Defendant’s Failure to Timely Object to Native Format Production Results in Waiver Ruling
In Morgan Hill Concerned Parents Assoc., v. California Dept. of Educ., No. 2:11-cv-3471 KJM AC., (E.D. Cal. Feb 1, 2017), the Court granted Plaintiffs’ motion to compel native format production because Defendant, rather than timely filing objection to the requested format, instead proceeded to make production in a different format.
Plaintiffs, two associations of parents of children with disabilities, claim that the Defendant violated the Individuals with Disabilities Education Improvement Act by failing to provide free appropriate public education (“FAPE”) to the children with disabilities.

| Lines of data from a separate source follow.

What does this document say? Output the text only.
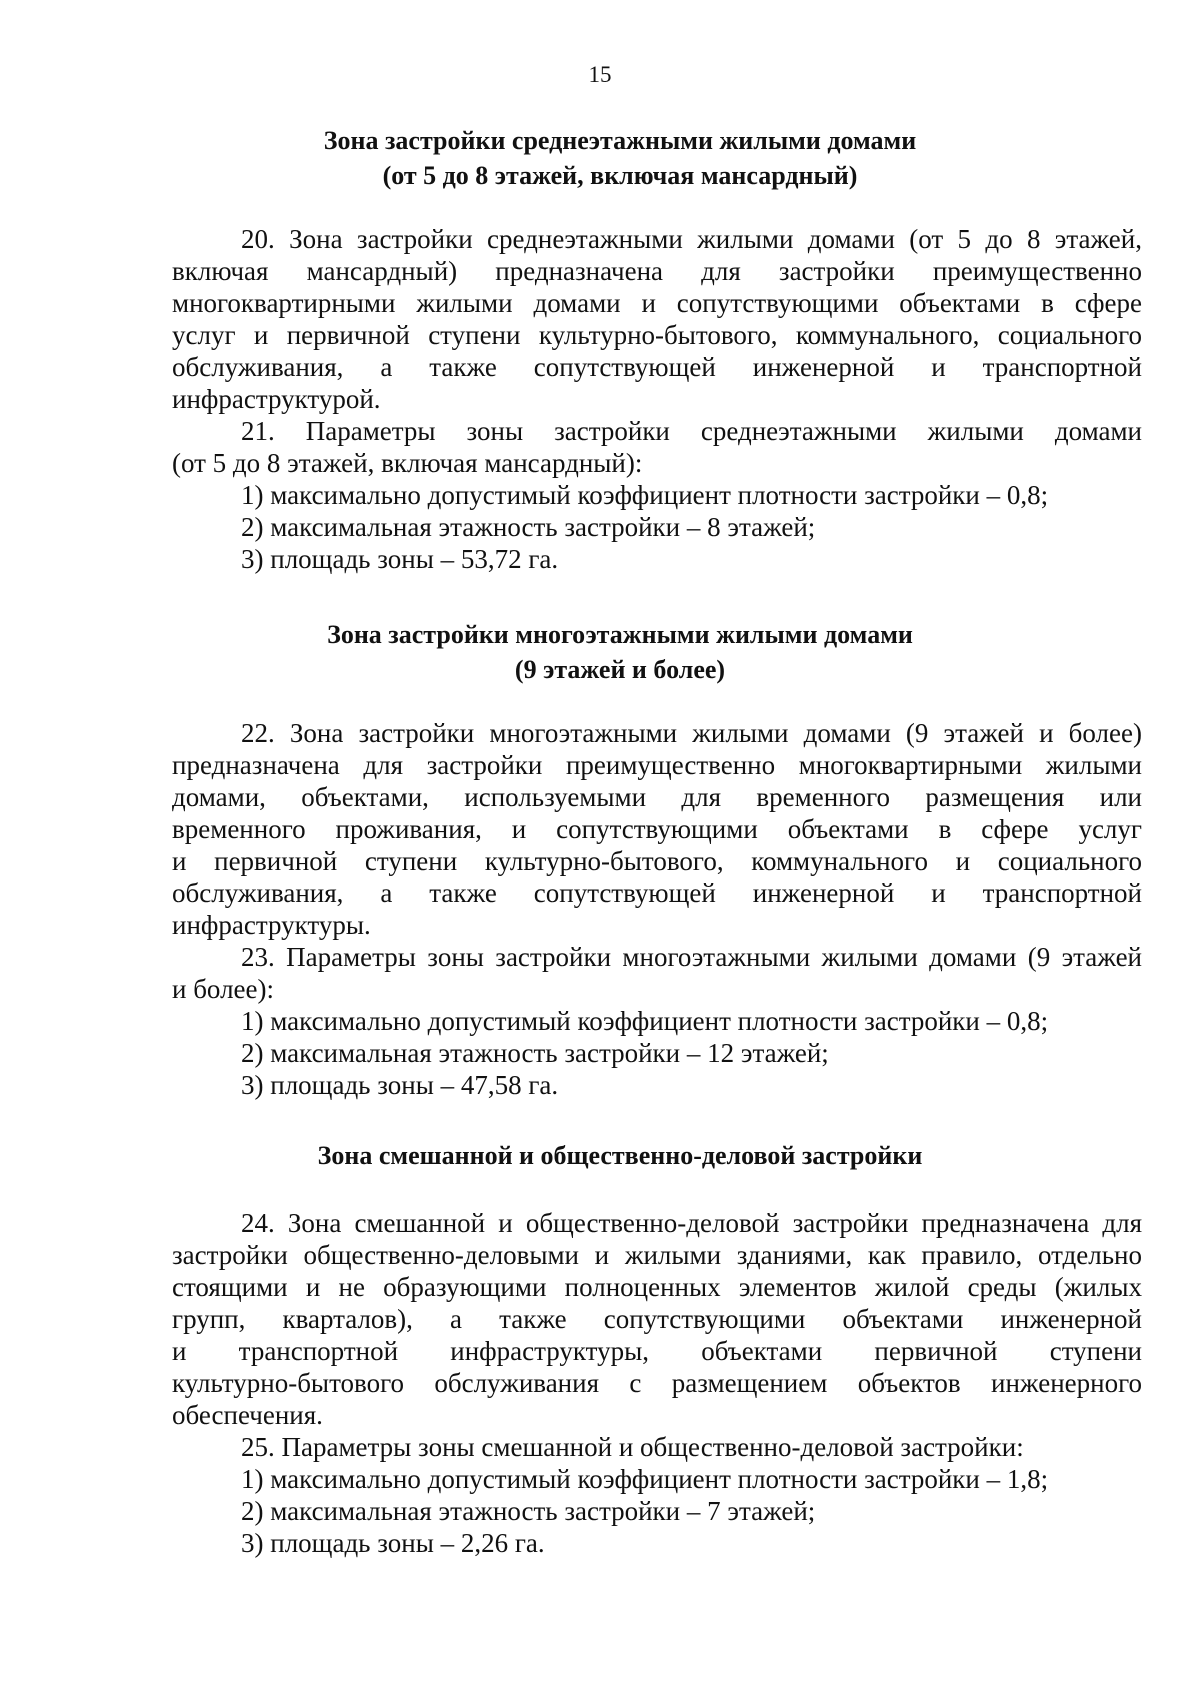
15
Зона застройки среднеэтажными жилыми домами
(от 5 до 8 этажей, включая мансардный)
20. Зона застройки среднеэтажными жилыми домами (от 5 до 8 этажей,
включая мансардный) предназначена для застройки преимущественно
многоквартирными жилыми домами и сопутствующими объектами в сфере
услуг и первичной ступени культурно-бытового, коммунального, социального
обслуживания, а также сопутствующей инженерной и транспортной
инфраструктурой.
21. Параметры зоны застройки среднеэтажными жилыми домами
(от 5 до 8 этажей, включая мансардный):
1) максимально допустимый коэффициент плотности застройки – 0,8;
2) максимальная этажность застройки – 8 этажей;
3) площадь зоны – 53,72 га.
Зона застройки многоэтажными жилыми домами
(9 этажей и более)
22. Зона застройки многоэтажными жилыми домами (9 этажей и более)
предназначена для застройки преимущественно многоквартирными жилыми
домами, объектами, используемыми для временного размещения или
временного проживания, и сопутствующими объектами в сфере услуг
и первичной ступени культурно-бытового, коммунального и социального
обслуживания, а также сопутствующей инженерной и транспортной
инфраструктуры.
23. Параметры зоны застройки многоэтажными жилыми домами (9 этажей
и более):
1) максимально допустимый коэффициент плотности застройки – 0,8;
2) максимальная этажность застройки – 12 этажей;
3) площадь зоны – 47,58 га.
Зона смешанной и общественно-деловой застройки
24. Зона смешанной и общественно-деловой застройки предназначена для
застройки общественно-деловыми и жилыми зданиями, как правило, отдельно
стоящими и не образующими полноценных элементов жилой среды (жилых
групп, кварталов), а также сопутствующими объектами инженерной
и транспортной инфраструктуры, объектами первичной ступени
культурно-бытового обслуживания с размещением объектов инженерного
обеспечения.
25. Параметры зоны смешанной и общественно-деловой застройки:
1) максимально допустимый коэффициент плотности застройки – 1,8;
2) максимальная этажность застройки – 7 этажей;
3) площадь зоны – 2,26 га.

Plaintiffs moved to compel Defendant to produce emails in native format with all associated metadata. Defendant moved for a protective order against the production of electronically stored information (“ESI”) in native format, arguing that the documents had already been produced in the industry standard load format, and that production in the native format would be more burdensome than probative.
In April of 2013, Plaintiffs served the first requests for production of documents to Defendants. The request specified ESI should be delivered in native electronic format together with all metadata and other information associated with each document. In May of 2013, Defendant did not object to the instruction that ESI be produced in native format with all associated metadata, and it did not propose any other format for producing the ESI. Defendant did object to the discovery requests, calling them overly burdensome. In August of 2016, Defendants wrote to Plaintiffs, and for the first time, specifically objected to producing ESI in native format.
Under FRCP 34, Plaintiffs are entitled to specify the format in which ESI is to be produced. In their requests, Plaintiffs specified that ESI should be produced in native format with metadata. If Defendant had objections to that format, it was obligated to state its objections and to propose an alternate format. Defendant failed to timely object to the requested ESI format and did not propose an alternative, and accordingly it waived any objections to format. In the absence of any timely objection to format, the objections were waived, and the requested ESI must be produced in the form requested.
The court further rejected the argument that the native format was burdensome, finding that his issue was a problem of Defendant’s own making. Had Defendant complied with the Rules governing ESI discovery, the production would have been made only once. Either it would have been done after an appropriate meet and confer process, upon mutual agreement, or it would have been settled pursuant to a hearing upon briefing by the parties. Since Defendant chose to ignore the Rules, and chose to ignore plaintiff’s request that ESI be produced in native format, the court will not now hear its complaint that it should not be made to reproduce the ESI in the requested format.
The Court ordered that within 30 days, Defendant shall produce all ESI in native format with all associated metadata.